E’ bene tenere separato il concetto di benessere sociale da quello di sviluppo economico, che, seppur condizionanti e correlati in una certa misura, rappresentano due ordini diversi di problematiche e di aspettative. La confusione dei concetti reca intrinseci paradossi come di fronte a cui, ad esempio, si sono trovati i dipendenti di Mirafiori che in nome di un presunto sviluppo in termini economici si sono visti ridurre la qualità delle propria azione lavorativa e della propria vita individuale, con la benedizione di tutti coloro che mai affronteranno la stessa entità di sacrifici. L’appello al sacrificio è un’altra spinosa questione, evangelicamente posta dalla classe padronale, per affrancare il lavoratore dipendente da ogni dubbio: fa come ti dico e taci!
Il ricorso alla ineluttabilità della insufficienza delle risorse è una mistificazione di un regime colonizzato da bande lobbistiche e da coaguli di sostanza organica, nominati ministri. Quanto mal di pancia procura il semplice riferimento a una equa distribuzione delle risorse, è cosa nota. Il delirio di onnipotenza è, poi, coscientemente perseguito quando si esalta la competizione e la meritocrazia, con quanta foga brillantina sono auspicate selezione e severità (che riguardi, naturalmente, solo i figli degli altri!), cosa molto singolare in un paese che annovera tradizioni corporativistiche e legislazioni poste a garanzia della perpetuazione generazionale di privilegi acquisiti dai bisnonni (capitolo: concessioni statali).

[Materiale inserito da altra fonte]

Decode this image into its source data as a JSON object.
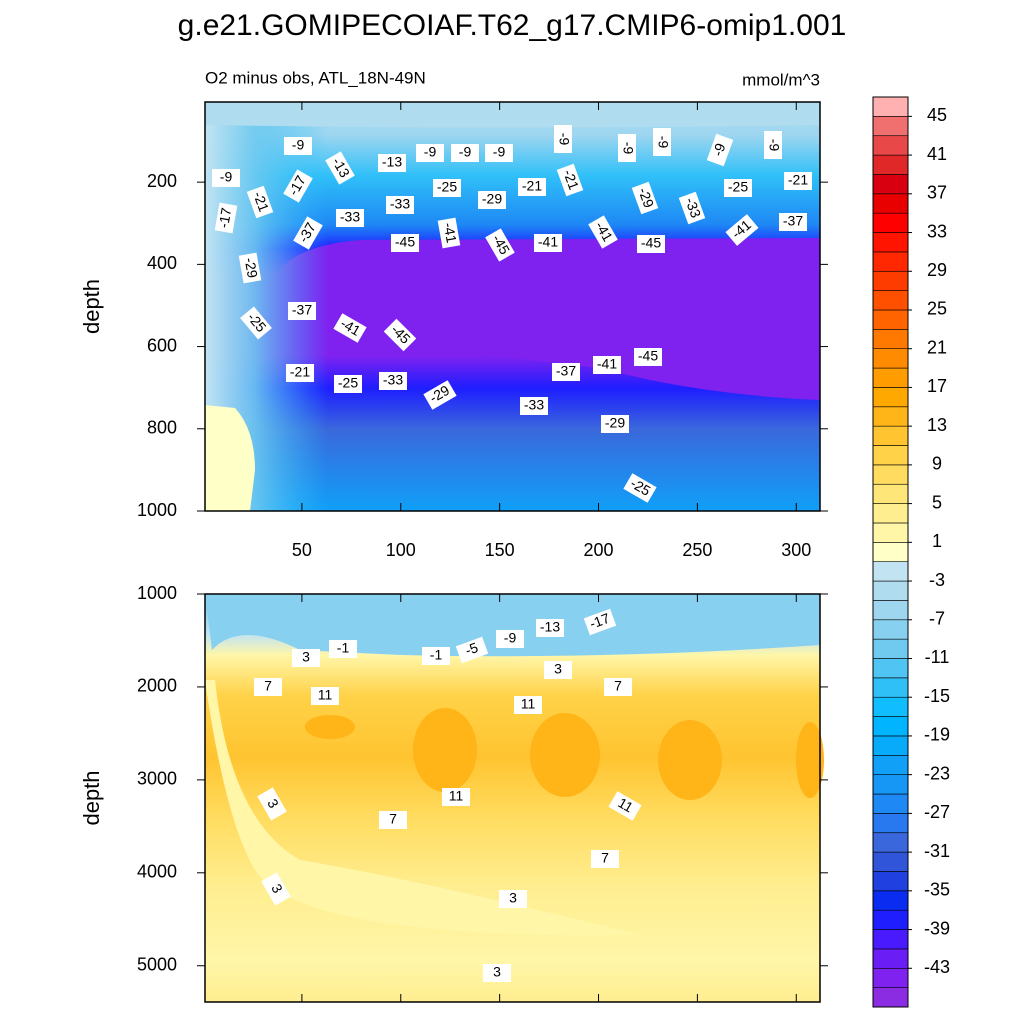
{
  "chart_data": {
    "type": "contour",
    "title": "g.e21.GOMIPECOIAF.T62_g17.CMIP6-omip1.001",
    "subtitle": "O2 minus obs, ATL_18N-49N",
    "units": "mmol/m^3",
    "colorbar": {
      "lim": [
        -47,
        47
      ],
      "ticks": [
        -43,
        -39,
        -35,
        -31,
        -27,
        -23,
        -19,
        -15,
        -11,
        -7,
        -3,
        1,
        5,
        9,
        13,
        17,
        21,
        25,
        29,
        33,
        37,
        41,
        45
      ],
      "colors": [
        "#8b2be2",
        "#7f22f0",
        "#6a1ef5",
        "#4a1aff",
        "#1e1eff",
        "#0a2bf0",
        "#2040e0",
        "#3055d8",
        "#3a68dc",
        "#2878f0",
        "#1e88f5",
        "#1696f5",
        "#10a0f8",
        "#08aafa",
        "#00b4ff",
        "#10beff",
        "#30c0f8",
        "#50c4f2",
        "#70caf0",
        "#88d0f0",
        "#9ed6f0",
        "#b0dcf0",
        "#c2e4f2",
        "#ffffc8",
        "#fff6a8",
        "#ffee90",
        "#ffe678",
        "#ffdc60",
        "#ffd248",
        "#ffc430",
        "#ffb418",
        "#ffa800",
        "#ff9c00",
        "#ff8c00",
        "#ff7800",
        "#ff6400",
        "#ff5000",
        "#ff3c00",
        "#ff2800",
        "#ff1400",
        "#ff0000",
        "#e80000",
        "#d80010",
        "#e02828",
        "#e84848",
        "#f07070",
        "#ffb0b0"
      ]
    },
    "panels": [
      {
        "ylabel": "depth",
        "xlim": [
          1,
          312
        ],
        "ylim": [
          5,
          1000
        ],
        "xticks": [
          50,
          100,
          150,
          200,
          250,
          300
        ],
        "yticks": [
          200,
          400,
          600,
          800,
          1000
        ],
        "xtick_labels": true,
        "contour_labels": [
          -9,
          -9,
          -17,
          -21,
          -17,
          -13,
          -13,
          -9,
          -9,
          -9,
          -9,
          -9,
          -9,
          -9,
          -9,
          -25,
          -29,
          -21,
          -21,
          -29,
          -25,
          -21,
          -33,
          -33,
          -33,
          -37,
          -41,
          -45,
          -45,
          -41,
          -41,
          -45,
          -41,
          -37,
          -29,
          -25,
          -37,
          -41,
          -45,
          -21,
          -25,
          -33,
          -29,
          -37,
          -41,
          -45,
          -33,
          -29,
          -25
        ]
      },
      {
        "ylabel": "depth",
        "xlim": [
          1,
          312
        ],
        "ylim": [
          1000,
          5390
        ],
        "xticks": [
          50,
          100,
          150,
          200,
          250,
          300
        ],
        "yticks": [
          1000,
          2000,
          3000,
          4000,
          5000
        ],
        "xtick_labels": false,
        "contour_labels": [
          -17,
          -13,
          -9,
          -5,
          -1,
          -1,
          3,
          3,
          7,
          7,
          11,
          11,
          11,
          11,
          3,
          7,
          7,
          3,
          3,
          3
        ]
      }
    ]
  }
}
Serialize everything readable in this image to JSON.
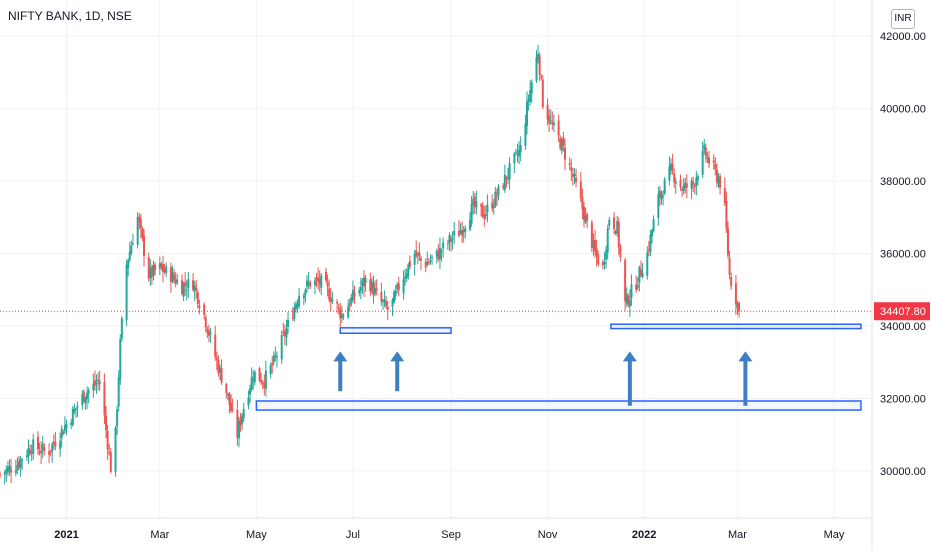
{
  "header": {
    "title": "NIFTY BANK, 1D, NSE",
    "currency_button": "INR"
  },
  "colors": {
    "up": "#26a69a",
    "down": "#ef5350",
    "box": "#2962ff",
    "arrow": "#3d7fc1",
    "last_price": "#f23645",
    "grid": "#f0f3fa"
  },
  "chart_data": {
    "type": "candlestick",
    "title": "NIFTY BANK, 1D, NSE",
    "y_axis": {
      "ticks": [
        30000,
        32000,
        34000,
        36000,
        38000,
        40000,
        42000
      ],
      "tick_labels": [
        "30000.00",
        "32000.00",
        "34000.00",
        "36000.00",
        "38000.00",
        "40000.00",
        "42000.00"
      ],
      "range": [
        28700,
        43000
      ]
    },
    "x_axis": {
      "ticks": [
        {
          "label": "2021",
          "date": "2021-01-01",
          "bold": true
        },
        {
          "label": "Mar",
          "date": "2021-03-01",
          "bold": false
        },
        {
          "label": "May",
          "date": "2021-05-01",
          "bold": false
        },
        {
          "label": "Jul",
          "date": "2021-07-01",
          "bold": false
        },
        {
          "label": "Sep",
          "date": "2021-09-01",
          "bold": false
        },
        {
          "label": "Nov",
          "date": "2021-11-01",
          "bold": false
        },
        {
          "label": "2022",
          "date": "2022-01-01",
          "bold": true
        },
        {
          "label": "Mar",
          "date": "2022-03-01",
          "bold": false
        },
        {
          "label": "May",
          "date": "2022-05-01",
          "bold": false
        }
      ],
      "range": [
        "2020-11-20",
        "2022-05-25"
      ]
    },
    "close_path": [
      [
        "2020-11-20",
        29900
      ],
      [
        "2020-12-01",
        30200
      ],
      [
        "2020-12-10",
        30700
      ],
      [
        "2020-12-20",
        30500
      ],
      [
        "2021-01-01",
        31300
      ],
      [
        "2021-01-12",
        32100
      ],
      [
        "2021-01-22",
        32500
      ],
      [
        "2021-01-29",
        30100
      ],
      [
        "2021-02-01",
        31000
      ],
      [
        "2021-02-04",
        33500
      ],
      [
        "2021-02-08",
        35700
      ],
      [
        "2021-02-15",
        37000
      ],
      [
        "2021-02-22",
        35400
      ],
      [
        "2021-03-01",
        35600
      ],
      [
        "2021-03-08",
        35400
      ],
      [
        "2021-03-15",
        35100
      ],
      [
        "2021-03-22",
        35200
      ],
      [
        "2021-03-29",
        34300
      ],
      [
        "2021-04-06",
        33000
      ],
      [
        "2021-04-12",
        32200
      ],
      [
        "2021-04-19",
        31000
      ],
      [
        "2021-04-22",
        31600
      ],
      [
        "2021-04-29",
        32700
      ],
      [
        "2021-05-06",
        32500
      ],
      [
        "2021-05-12",
        33000
      ],
      [
        "2021-05-20",
        33900
      ],
      [
        "2021-05-28",
        34900
      ],
      [
        "2021-06-04",
        35200
      ],
      [
        "2021-06-12",
        35200
      ],
      [
        "2021-06-20",
        34600
      ],
      [
        "2021-06-24",
        34300
      ],
      [
        "2021-07-01",
        34800
      ],
      [
        "2021-07-10",
        35300
      ],
      [
        "2021-07-18",
        34700
      ],
      [
        "2021-07-24",
        34400
      ],
      [
        "2021-08-01",
        35300
      ],
      [
        "2021-08-09",
        36000
      ],
      [
        "2021-08-15",
        35700
      ],
      [
        "2021-08-22",
        35900
      ],
      [
        "2021-08-30",
        36300
      ],
      [
        "2021-09-08",
        36700
      ],
      [
        "2021-09-15",
        37300
      ],
      [
        "2021-09-22",
        37100
      ],
      [
        "2021-09-30",
        37600
      ],
      [
        "2021-10-08",
        38300
      ],
      [
        "2021-10-15",
        38900
      ],
      [
        "2021-10-20",
        40300
      ],
      [
        "2021-10-26",
        41600
      ],
      [
        "2021-10-29",
        40200
      ],
      [
        "2021-11-03",
        39600
      ],
      [
        "2021-11-10",
        39000
      ],
      [
        "2021-11-18",
        38000
      ],
      [
        "2021-11-24",
        37100
      ],
      [
        "2021-12-01",
        36000
      ],
      [
        "2021-12-06",
        35600
      ],
      [
        "2021-12-10",
        37000
      ],
      [
        "2021-12-15",
        36700
      ],
      [
        "2021-12-20",
        34600
      ],
      [
        "2021-12-27",
        35200
      ],
      [
        "2022-01-03",
        36000
      ],
      [
        "2022-01-10",
        37500
      ],
      [
        "2022-01-18",
        38300
      ],
      [
        "2022-01-25",
        37800
      ],
      [
        "2022-02-01",
        37900
      ],
      [
        "2022-02-08",
        38800
      ],
      [
        "2022-02-14",
        38300
      ],
      [
        "2022-02-20",
        37800
      ],
      [
        "2022-02-24",
        35400
      ],
      [
        "2022-03-01",
        34600
      ],
      [
        "2022-03-02",
        34407.8
      ]
    ],
    "annotations": {
      "support_boxes": [
        {
          "start": "2021-06-23",
          "end": "2021-09-01",
          "top": 33950,
          "bottom": 33800
        },
        {
          "start": "2021-12-11",
          "end": "2022-05-18",
          "top": 34050,
          "bottom": 33930
        },
        {
          "start": "2021-05-01",
          "end": "2022-05-18",
          "top": 31930,
          "bottom": 31680
        }
      ],
      "arrows": [
        {
          "date": "2021-06-23",
          "tip": 33300,
          "tail": 32200
        },
        {
          "date": "2021-07-29",
          "tip": 33300,
          "tail": 32200
        },
        {
          "date": "2021-12-23",
          "tip": 33300,
          "tail": 31800
        },
        {
          "date": "2022-03-06",
          "tip": 33300,
          "tail": 31800
        }
      ]
    },
    "last_price": 34407.8,
    "last_price_label": "34407.80",
    "grid": true
  }
}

Il miglioramento, capillare e sostanziale, delle condizioni di vita è un impulso dinamico fondamentale per la coesione sociale e per i rapporti di reciproca interferenza tra il singolo individuo e lo spazio circostante. Certo è che le condizioni di salariati, precari e disoccupati, sui i quali è strutturata l’economia del profitto e dello sfruttamento, relativizzano molto i parametri per misurare la qualità della vita individuale e collettiva. Ma alcuni obiettivi sono fondamentali e non vanno mai dimenticati. La massima diffusione della conoscenza umanistica e scientifica per la più vasta quota di popolazione deve rappresentare uno sforzo continuo e irreversibile. La cancellazione dei bisogni materiali fondamentali deve essere perseguita in ogni aggregato sociale, al di là di ogni legame di etnia, di sesso o di cultura. L’accesso alla educazione, alla salute, al diritto di mobilità qualificano il concetto di benessere sociale. L’emancipazione anti-autoritaria sia individuale che collettiva, in nome delle coscienze e delle responsabilità individuali, rappresenti, quindi, lo sbocco naturale e significativo dell’avventura umana, di cui siamo tutti partecipi.